The road-wheel steering angle calculation section (road-wheel steering angle designation section 216 and road-wheel steering angle control section 217) generates a signal indicative of a target road-wheel steering angle δ, on the basis of the signal indicative of the calculated offset E and the signal indicative of the detected vehicle velocity V This road-wheel steering angle calculation section includes a conversion table, for example in the form of a ROM, prestoring various target road-wheel steering angles δ preset in association with various possible offsets E and vehicle velocities V. Alternatively, the road-wheel steering angle calculation section may be arranged to calculate a target road-wheel steering angle δ on the basis of a pre-registered function expression or in any other suitable manner.
On the basis of the target road-wheel steering angle signal output from the road-wheel steering angle calculation section (road-wheel steering angle control section 217), the steering motor drive section 218 generates a drive signal for driving the steering motor 206. The steering motor 206 includes a gear mechanism etc. In a case where the steering motor 206 comprises a DC motor and the steering angle of the motor vehicle is controlled on the basis of a polarity and intensity value of a motor current to be supplied to the DC motor 206, the steering motor drive section 218 supplies the motor 206 with a predetermined motor current of a predetermined polarity corresponding to a target steering value δ. Where the steering motor 206 comprises a pulse motor, the steering motor drive section 218 is constructed to supply a necessary number of pulses for forward or reverse rotation of the pulse motor 206.
The steering resistive force calculation section (or steering resistive force setting section) 221 generates a signal indicative of a target resistive torque value T, on the basis of the angle offset E and vehicle velocity V. For this purpose, the steering resistive force calculation section 221 includes a conversion table, for example in the form of a ROM, prestoring various target resistive torque values T preset in association with various possible angle offsets E and vehicle velocities V. Alternatively, the steering resistive force calculation section 221 may be arranged to calculate a target resistive torque value T on the basis of a pre-registered function expression or in any other suitable manner.
The resistive motor drive section (or steering resistive force actuator drive section) 222 generates a drive signal for driving the resistive force generating motor 204.
The motor vehicle 207, integrator 208, front-gazing-point detection section 210, vehicle velocity detection section 211, integrator 212 and adder 213 shown in FIG. 12 are similar in construction and function to the motor vehicle 106, integrator 108, front-gazing-point detection section 109, vehicle velocity detection section 110, integrator 111 and adder 112 shown in FIG. 11.
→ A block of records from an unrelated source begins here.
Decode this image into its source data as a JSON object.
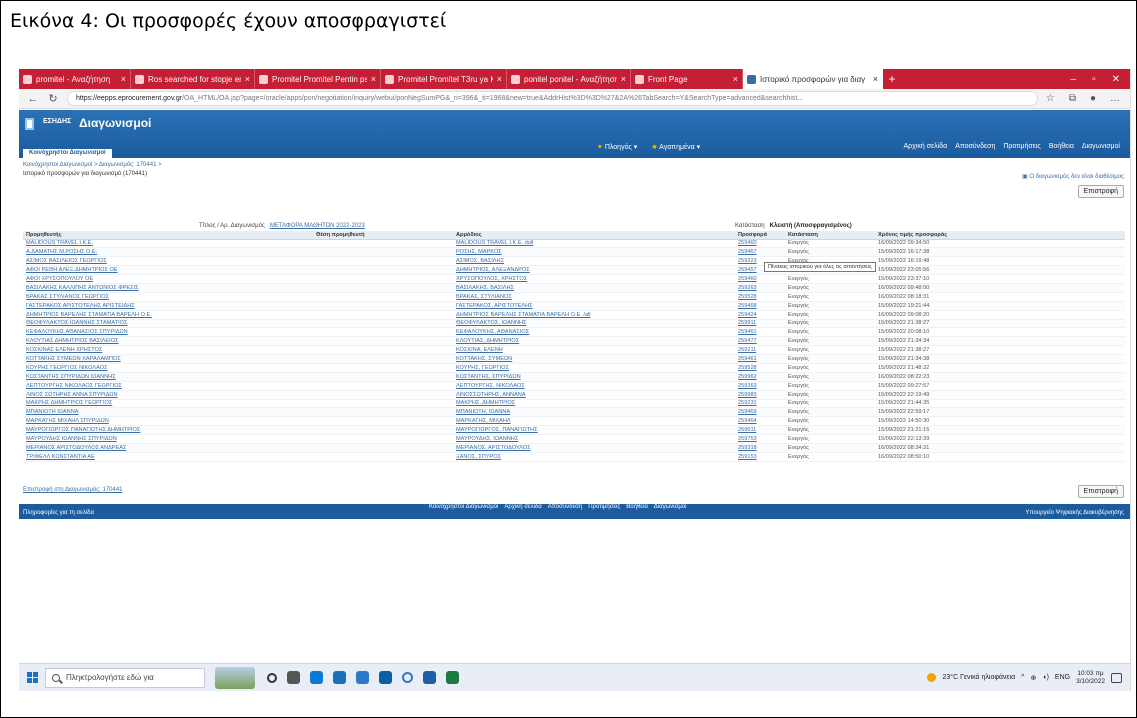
{
  "caption": "Εικόνα 4: Οι προσφορές έχουν αποσφραγιστεί",
  "browser": {
    "tabs": [
      {
        "label": "promitel - Αναζήτηση"
      },
      {
        "label": "Ros searched for stopje ensup"
      },
      {
        "label": "Promitel Promitel Pentin ps"
      },
      {
        "label": "Promitel Promitel T3ru ya Ko"
      },
      {
        "label": "ponitel ponitel - Αναζήτηση"
      },
      {
        "label": "Front Page"
      },
      {
        "label": "Ιστορικό προσφορών για διαγ"
      }
    ],
    "url_host": "https://eepps.eprocurement.gov.gr",
    "url_path": "/OA_HTML/OA.jsp?page=/oracle/apps/pon/negotiation/inquiry/webui/ponNegSumPG&_ri=396&_ti=1968&new=true&AddrHist%3D%3D%27&2A%26TabSearch=Y&SearchType=advanced&searchhist..."
  },
  "app": {
    "brand": "ΕΣΗΔΗΣ",
    "title": "Διαγωνισμοί",
    "menu": [
      "Πλοηγός",
      "Αγαπημένα"
    ],
    "global_links": [
      "Αρχική σελίδα",
      "Αποσύνδεση",
      "Προτιμήσεις",
      "Βοήθεια",
      "Διαγωνισμοί"
    ],
    "nav_tab": "Κοινόχρηστοι Διαγωνισμοί",
    "breadcrumb": "Κοινόχρηστοι Διαγωνισμοί >  Διαγωνισμός: 170441 >",
    "page_title": "Ιστορικό προσφορών για διαγωνισμό (170441)",
    "export_link": "Ο διαγωνισμός δεν είναι διαθέσιμος",
    "return_button": "Επιστροφή",
    "title_label": "Τίτλος / Αρ. Διαγωνισμός",
    "title_value": "ΜΕΤΑΦΟΡΑ ΜΑΘΗΤΩΝ 2022-2023",
    "status_label": "Κατάσταση",
    "status_value": "Κλειστή (Αποσφραγισμένος)",
    "tooltip": "Πίνακας ιστορικού για όλες τις απαντήσεις",
    "back_link": "Επιστροφή στη Διαγωνισμός: 170441",
    "footer_about": "Πληροφορίες για τη σελίδα",
    "footer_links": [
      "Κοινόχρηστοι Διαγωνισμοί",
      "Αρχική σελίδα",
      "Αποσύνδεση",
      "Προτιμήσεις",
      "Βοήθεια",
      "Διαγωνισμοί"
    ],
    "footer_copy": "Υπουργείο Ψηφιακής Διακυβέρνησης"
  },
  "table": {
    "headers": [
      "Προμηθευτής",
      "Θέση προμηθευτή",
      "Αρμόδιος",
      "Προσφορά",
      "Κατάσταση",
      "Χρόνος τιμής προσφοράς"
    ],
    "rows": [
      [
        "MALIDOUS TRAVEL Ι.Κ.Ε.",
        "",
        "MALIDOUS TRAVEL Ι.Κ.Ε. dull",
        "259460",
        "Ενεργός",
        "16/09/2022 09:34:50"
      ],
      [
        "Α.ΔΑΜΑΤΗΣ Μ.ΡΟΣΗΣ Ο.Ε.",
        "",
        "ΡΟΣΗΣ, ΜΑΡΚΟΣ",
        "259467",
        "Ενεργός",
        "15/09/2022 16:17:38"
      ],
      [
        "ΑΣΙΜΟΣ ΒΑΣΙΛΕΙΟΣ ΓΕΩΡΓΙΟΣ",
        "",
        "ΑΣΙΜΟΣ, ΒΑΣΙΛΗΣ",
        "259223",
        "Ενεργός",
        "15/09/2022 16:19:48"
      ],
      [
        "ΑΦΟΙ ΡΕΘΗ ΑΛΕΞ.ΔΗΜΗΤΡΙΟΣ ΟΕ",
        "",
        "ΔΗΜΗΤΡΙΟΣ, ΑΛΕΞΑΝΔΡΟΣ",
        "259457",
        "Ενεργός",
        "15/09/2022 23:05:56"
      ],
      [
        "ΑΦΟΙ ΧΡΥΣΟΠΟΥΛΟΥ ΟΕ",
        "",
        "ΧΡΥΣΟΠΟΥΛΟΣ, ΧΡΗΣΤΟΣ",
        "259460",
        "Ενεργός",
        "15/09/2022 23:37:10"
      ],
      [
        "ΒΑΣΙΛΑΚΗΣ ΚΑΛΛΙΠΗΣ ΑΝΤΩΝΙΟΣ ΦΡΕΣΙΣ",
        "",
        "ΒΑΣΙΛΑΚΗΣ, ΒΑΣΙΛΗΣ",
        "259263",
        "Ενεργός",
        "16/09/2022 09:48:00"
      ],
      [
        "ΒΡΑΚΑΣ ΣΤΥΛΙΑΝΟΣ ΓΕΩΡΓΙΟΣ",
        "",
        "ΒΡΑΚΑΣ, ΣΤΥΛΙΑΝΟΣ",
        "259528",
        "Ενεργός",
        "16/09/2022 08:18:31"
      ],
      [
        "ΓΑΣΤΕΡΑΚΟΣ ΑΡΙΣΤΟΤΕΛΗΣ ΑΡΙΣΤΕΙΔΗΣ",
        "",
        "ΓΑΣΤΕΡΑΚΟΣ, ΑΡΙΣΤΟΤΕΛΗΣ",
        "259468",
        "Ενεργός",
        "15/09/2022 19:21:44"
      ],
      [
        "ΔΗΜΗΤΡΙΟΣ ΒΑΡΕΛΗΣ ΣΤΑΜΑΤΙΑ ΒΑΡΕΛΗ Ο.Ε.",
        "",
        "ΔΗΜΗΤΡΙΟΣ ΒΑΡΕΛΗΣ ΣΤΑΜΑΤΙΑ ΒΑΡΕΛΗ Ο.Ε. /all",
        "259424",
        "Ενεργός",
        "16/09/2022 09:08:20"
      ],
      [
        "ΘΕΟΦΥΛΑΚΤΟΣ ΙΩΑΝΝΗΣ ΣΤΑΜΑΤΙΟΣ",
        "",
        "ΘΕΟΦΥΛΑΚΤΟΣ, ΙΩΑΝΝΗΣ",
        "259911",
        "Ενεργός",
        "15/09/2022 21:38:27"
      ],
      [
        "ΚΕΦΑΛΟΥΚΗΣ ΑΘΑΝΑΣΙΟΣ ΣΠΥΡΙΔΩΝ",
        "",
        "ΚΕΦΑΛΟΥΚΗΣ, ΑΘΑΝΑΣΙΟΣ",
        "259461",
        "Ενεργός",
        "15/09/2022 20:08:10"
      ],
      [
        "ΚΛΟΥΤΙΑΣ ΔΗΜΗΤΡΙΟΣ ΒΑΣΙΛΕΙΟΣ",
        "",
        "ΚΛΟΥΤΙΑΣ, ΔΗΜΗΤΡΙΟΣ",
        "259477",
        "Ενεργός",
        "15/09/2022 21:34:34"
      ],
      [
        "ΚΟΣΚΙΝΑΣ ΕΛΕΝΗ ΧΡΗΣΤΟΣ",
        "",
        "ΚΟΣΚΙΝΑ, ΕΛΕΝΗ",
        "259211",
        "Ενεργός",
        "15/09/2022 21:38:27"
      ],
      [
        "ΚΟΤΤΑΚΗΣ ΣΥΜΕΩΝ ΧΑΡΑΛΑΜΠΟΣ",
        "",
        "ΚΟΤΤΑΚΗΣ, ΣΥΜΕΩΝ",
        "259461",
        "Ενεργός",
        "15/09/2022 21:34:38"
      ],
      [
        "ΚΟΥΡΗΣ ΓΕΩΡΓΙΟΣ ΝΙΚΟΛΑΟΣ",
        "",
        "ΚΟΥΡΗΣ, ΓΕΩΡΓΙΟΣ",
        "259528",
        "Ενεργός",
        "15/09/2022 21:48:32"
      ],
      [
        "ΚΩΣΤΑΝΤΗΣ ΣΠΥΡΙΔΩΝ ΙΩΑΝΝΗΣ",
        "",
        "ΚΩΣΤΑΝΤΗΣ, ΣΠΥΡΙΔΩΝ",
        "259962",
        "Ενεργός",
        "16/09/2022 08:22:23"
      ],
      [
        "ΛΕΠΤΟΥΡΓΗΣ ΝΙΚΟΛΑΟΣ ΓΕΩΡΓΙΟΣ",
        "",
        "ΛΕΠΤΟΥΡΓΗΣ, ΝΙΚΟΛΑΟΣ",
        "259363",
        "Ενεργός",
        "15/09/2022 09:27:57"
      ],
      [
        "ΛΙΝΟΣ ΣΩΤΗΡΗΣ ΑΝΝΑ ΣΠΥΡΙΔΩΝ",
        "",
        "ΛΙΝΟΣΣΩΤΗΡΗΣ, ΑΝΝΑΝΑ",
        "259983",
        "Ενεργός",
        "15/09/2022 22:19:49"
      ],
      [
        "ΜΑΚΡΗΣ ΔΗΜΗΤΡΙΟΣ ΓΕΩΡΓΙΟΣ",
        "",
        "ΜΑΚΡΗΣ, ΔΗΜΗΤΡΙΟΣ",
        "259231",
        "Ενεργός",
        "15/09/2022 21:44:35"
      ],
      [
        "ΜΠΑΝΙΩΤΗ ΙΩΑΝΝΑ",
        "",
        "ΜΠΑΝΙΩΤΗ, ΙΩΑΝΝΑ",
        "259469",
        "Ενεργός",
        "15/09/2022 22:59:17"
      ],
      [
        "ΜΑΡΚΑΤΗΣ ΜΙΧΑΗΛ ΣΠΥΡΙΔΩΝ",
        "",
        "ΜΑΡΚΑΤΗΣ, ΜΙΧΑΗΛ",
        "259464",
        "Ενεργός",
        "15/09/2022 14:50:30"
      ],
      [
        "ΜΑΥΡΟΓΙΩΡΓΟΣ ΠΑΝΑΓΙΩΤΗΣ ΔΗΜΗΤΡΙΟΣ",
        "",
        "ΜΑΥΡΟΓΙΩΡΓΟΣ, ΠΑΝΑΓΙΩΤΗΣ",
        "259611",
        "Ενεργός",
        "15/09/2022 21:21:15"
      ],
      [
        "ΜΑΥΡΟΥΔΗΣ ΙΩΑΝΝΗΣ ΣΠΥΡΙΔΩΝ",
        "",
        "ΜΑΥΡΟΥΔΗΣ, ΙΩΑΝΝΗΣ",
        "259753",
        "Ενεργός",
        "15/09/2022 22:13:39"
      ],
      [
        "ΜΕΡΙΑΝΟΣ ΑΡΙΣΤΟΔΟΥΛΟΣ ΑΝΔΡΕΑΣ",
        "",
        "ΜΕΡΙΑΝΟΣ, ΑΡΙΣΤΟΔΟΥΛΟΣ",
        "259318",
        "Ενεργός",
        "16/09/2022 08:34:31"
      ],
      [
        "ΤΡΙΦΕΛΛ ΚΩΝΣΤΑΝΤΙΑ ΑΕ",
        "",
        "ΞΑΝΟΣ, ΣΠΥΡΟΣ",
        "259153",
        "Ενεργός",
        "16/09/2022 08:50:10"
      ]
    ]
  },
  "taskbar": {
    "search_placeholder": "Πληκτρολογήστε εδώ για",
    "weather": "23°C Γενικά ηλιοφάνεια",
    "lang": "ENG",
    "time": "10:03 πμ",
    "date": "3/10/2022"
  },
  "colors": {
    "tabbar": "#c41f34",
    "header": "#1b5b9e",
    "link": "#3a6ea5"
  }
}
In the conventional vehicle steering systems, the target road-wheel steering angle is set to be proportional to the steering angle of the steering operator member (i.e., driver-designated steering angle). However, because the steering angle of the steering operator member indicates an ultimate target control value in the techniques disclosed in Patent Document 1 and Patent Document 2, there has been a demand for a means which allows the vehicle driver to directly control the behavior of the vehicle by designating a desired angle of travel direction via the steering operator member, such as a means for controlling the vehicle with an enhanced accuracy in response to driver-designated angle of travel direction and in accordance with a changing road shape.